As a new foster parent, is it OK to ask for help?
Your foster care and licensing specialists are here to help
Erin Alderman, licensing and placement specialist
“I don’t know how much I should bother my foster care workers.”
“I don’t want to annoy them.”
“I don’t want to be that foster parent.”
“I don’t want them to think I’m weak or can’t handle this.”
“Wait … should I be able to handle this?”
I regularly hear these questions from new foster parents. If you’re asking them too, it’s normal!
A lot of people have a hard time asking for help. Maybe they’ve never had to ask for parenting help before and they may not be used to reaching out for support. Some may be afraid others will think they don’t know what they’re doing or they’re not doing a good job.
You’re not in this alone!
As you begin your foster care journey, your foster care and licensing specialists are here to help.
Expect to need extra support
New parents with new biological children often need extra support. This is also true for foster parents when each new child comes into your home, especially if a child has additional needs.
Never, ever be afraid to ask for help
It’s important to keep your foster care specialist up to date on the child’s needs so they can support you.
Social workers will tell you they’d rather have too much information about what you’re experiencing at home than not enough. We can help you much sooner when we know early on there’s a problem.
We can’t help if we don’t know.
Taking your call is our job
We’re here to help meet the child’s needs and to help you meet the child’s needs. We do this every day.
We understand foster care is new to you, especially if this is your first experience. We can help you determine what behavior is age-appropriate and what is the result of trauma.
Lean on your team
Daily, repetitive parenting tasks can leave you feeling alone.
Remember, you’re surrounded by a team of professionals ready to support you and your child. Your team might include foster care workers, foster care supervisors, licensing specialists, licensing supervisors, doctors, therapists, and other service providers.
Besides the child's parents, you will likely know most about the child in your care because you’re with them every day. The professionals on your team can connect you to the resources you need.
Don’t forget your licensing specialist
Your licensing specialist is assigned to you as the foster parent. If you have general questions, need resources or advice, or are unsure when to contact the child’s foster care specialist, ask your licensing specialist first.

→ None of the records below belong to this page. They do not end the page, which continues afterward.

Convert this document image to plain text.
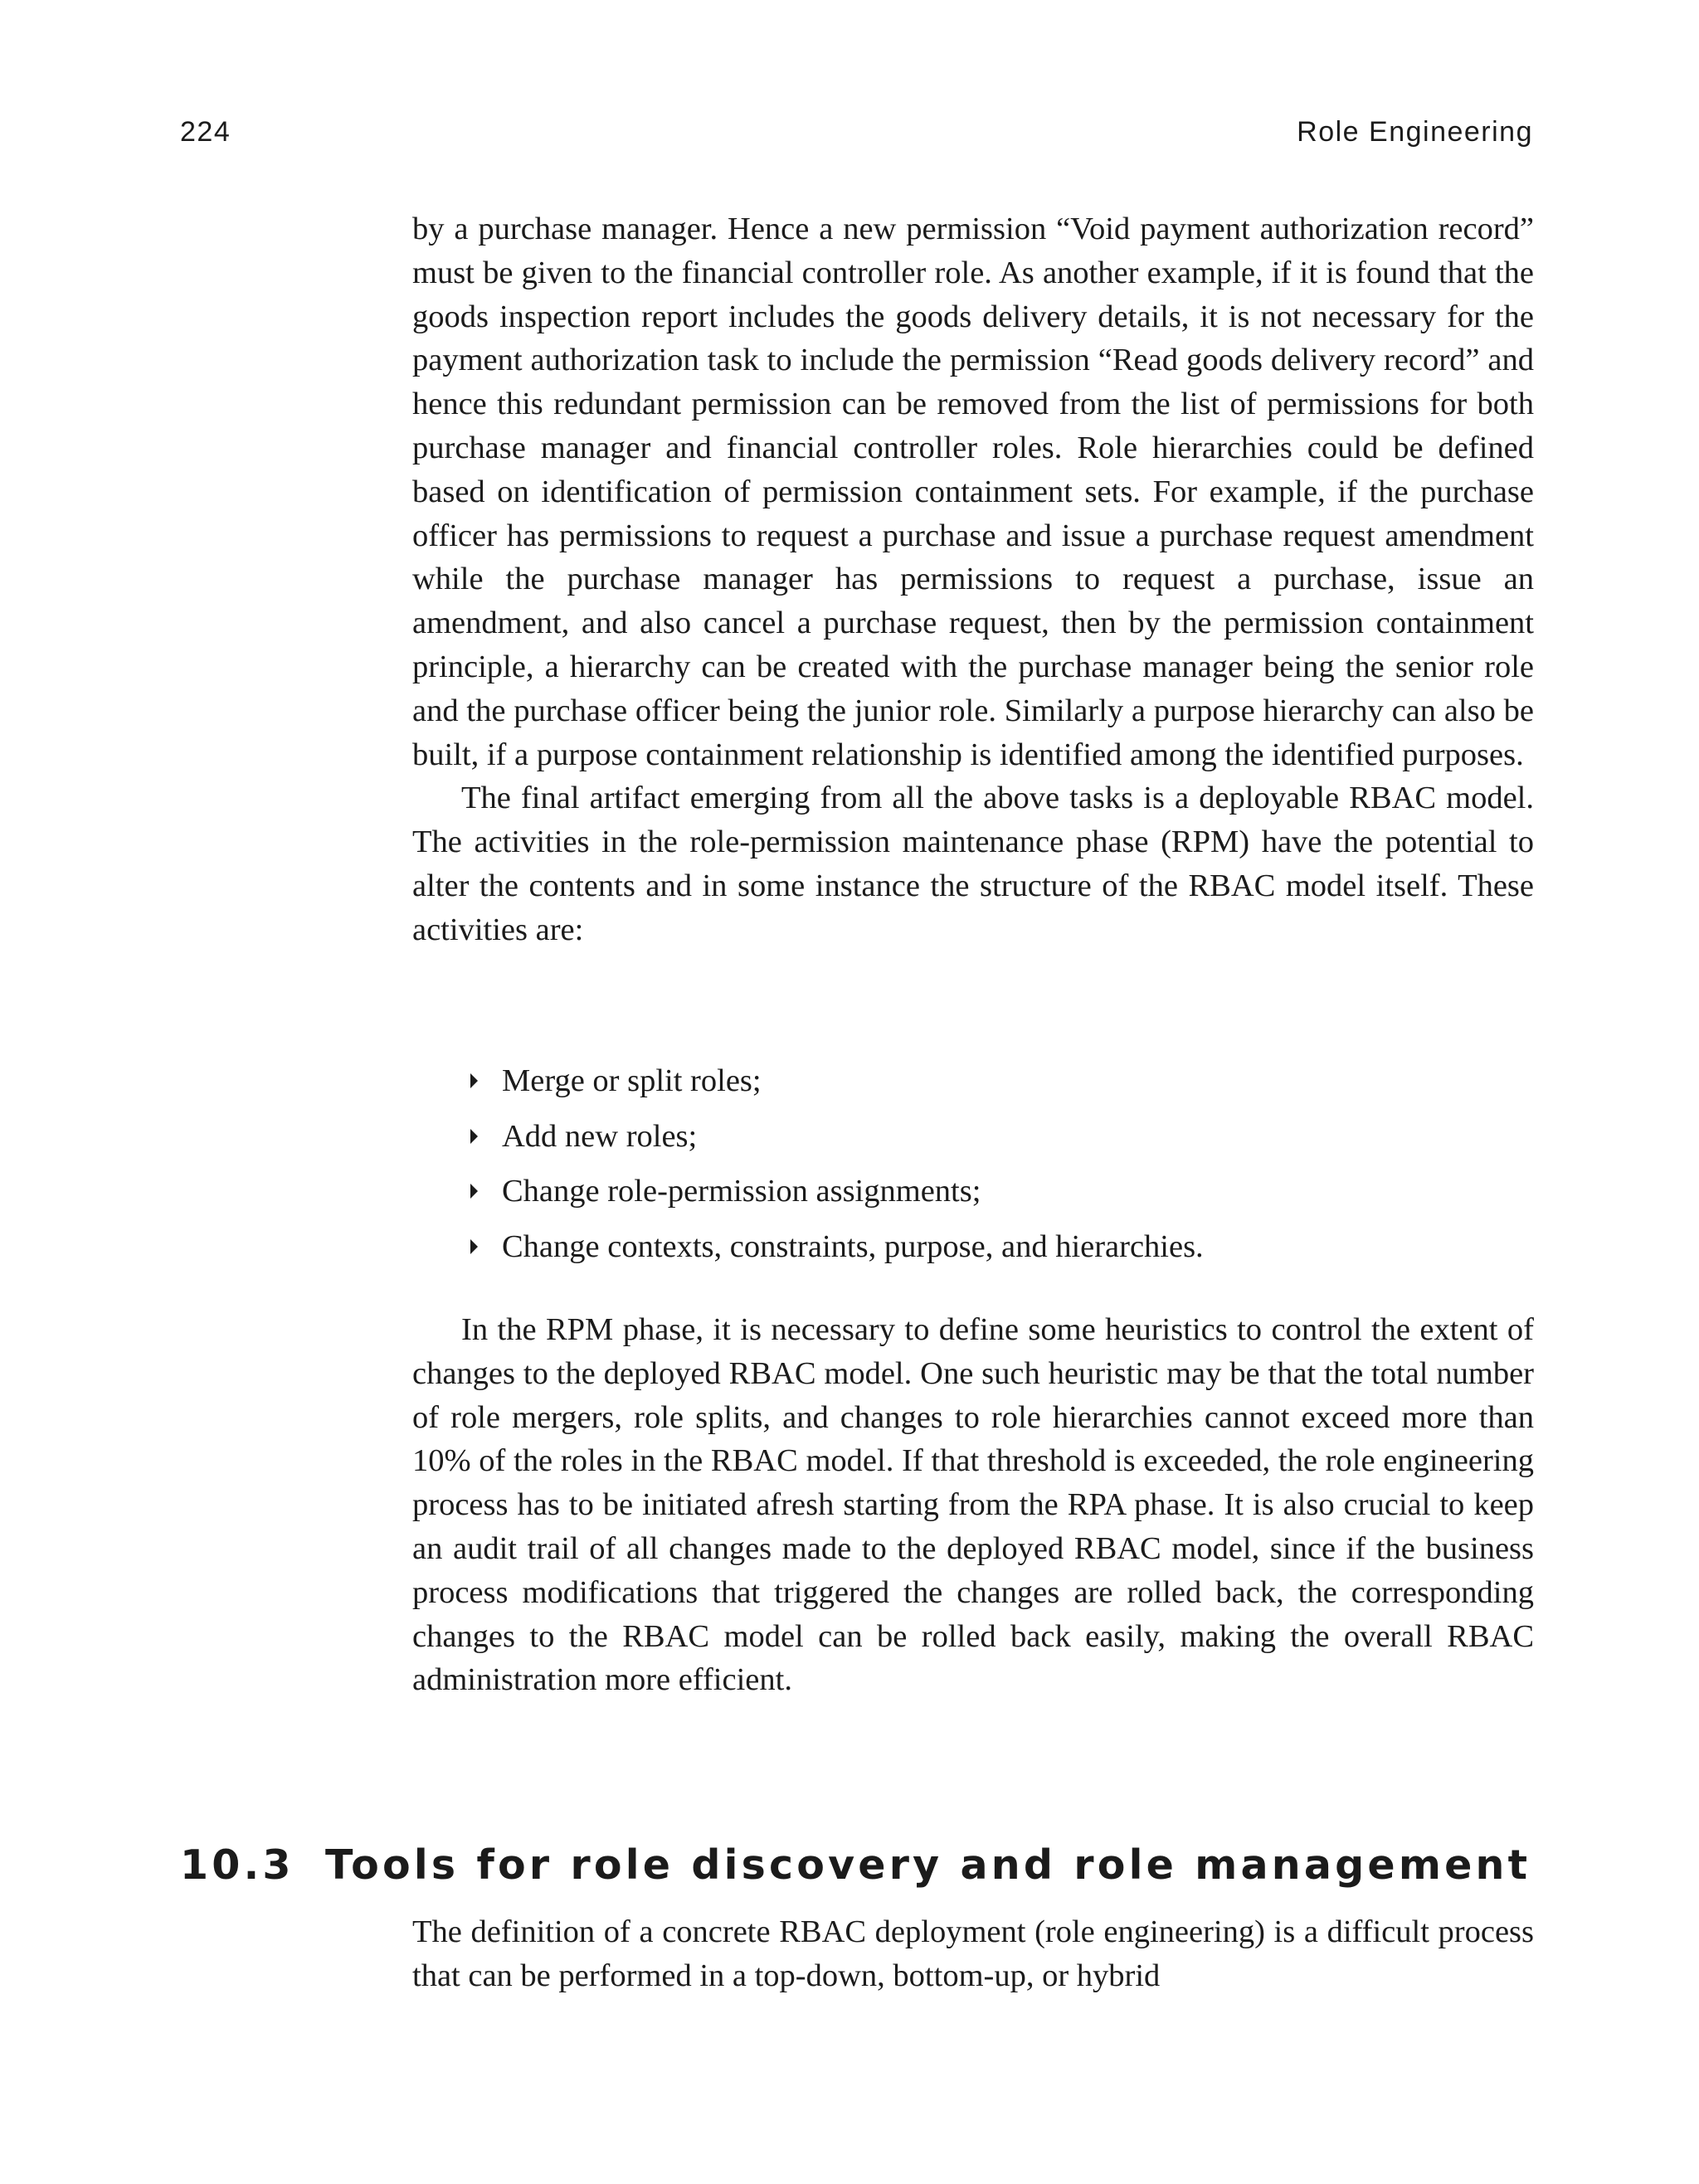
224	Role Engineering

by a purchase manager. Hence a new permission “Void payment authorization record” must be given to the financial controller role. As another example, if it is found that the goods inspection report includes the goods delivery details, it is not necessary for the payment authorization task to include the permission “Read goods delivery record” and hence this redundant permission can be removed from the list of permissions for both purchase manager and financial controller roles. Role hierarchies could be defined based on identification of permission containment sets. For example, if the purchase officer has permissions to request a purchase and issue a purchase request amendment while the purchase manager has permissions to request a purchase, issue an amendment, and also cancel a purchase request, then by the permission containment principle, a hierarchy can be created with the purchase manager being the senior role and the purchase officer being the junior role. Similarly a purpose hierarchy can also be built, if a purpose containment relationship is identified among the identified purposes.

The final artifact emerging from all the above tasks is a deployable RBAC model. The activities in the role-permission maintenance phase (RPM) have the potential to alter the contents and in some instance the structure of the RBAC model itself. These activities are:

Merge or split roles;
Add new roles;
Change role-permission assignments;
Change contexts, constraints, purpose, and hierarchies.

In the RPM phase, it is necessary to define some heuristics to control the extent of changes to the deployed RBAC model. One such heuristic may be that the total number of role mergers, role splits, and changes to role hierarchies cannot exceed more than 10% of the roles in the RBAC model. If that threshold is exceeded, the role engineering process has to be initiated afresh starting from the RPA phase. It is also crucial to keep an audit trail of all changes made to the deployed RBAC model, since if the business process modifications that triggered the changes are rolled back, the corresponding changes to the RBAC model can be rolled back easily, making the overall RBAC administration more efficient.

10.3 Tools for role discovery and role management

The definition of a concrete RBAC deployment (role engineering) is a difficult process that can be performed in a top-down, bottom-up, or hybrid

As a licensing specialist, I help foster parents get support when they’re feeling overwhelmed. I help them find counseling and support groups, encourage them to use substitute caregivers, and connect them to other foster families.
Consider additional training
While required foster parent training covers general topics like creating a safe home for children, it doesn’t dive deep into parenting a child with trauma history.
I often recommend that foster parents take a trauma-informed parenting class. This class has eight modules and is co-taught by a foster care professional and a foster parent.
Additional training may also be available for a specific need, or you may benefit from a training refresher if you think it would be helpful.
As you get more foster parenting experience, you’ll feel more comfortable. But when you’re new—or any time a new child is in your home—we hope you’ll be contacting your foster care or licensing specialist a lot at the beginning.
It takes time and patience to learn the foster care system and manage paperwork you’ve never completed before. Beyond that, your family dynamic will be changing to accommodate a child who will likely have some additional needs. It’s a big adjustment.
There’s a big learning curve to foster care, and you’ll need help. That’s why we’re here to support you—every step of the way.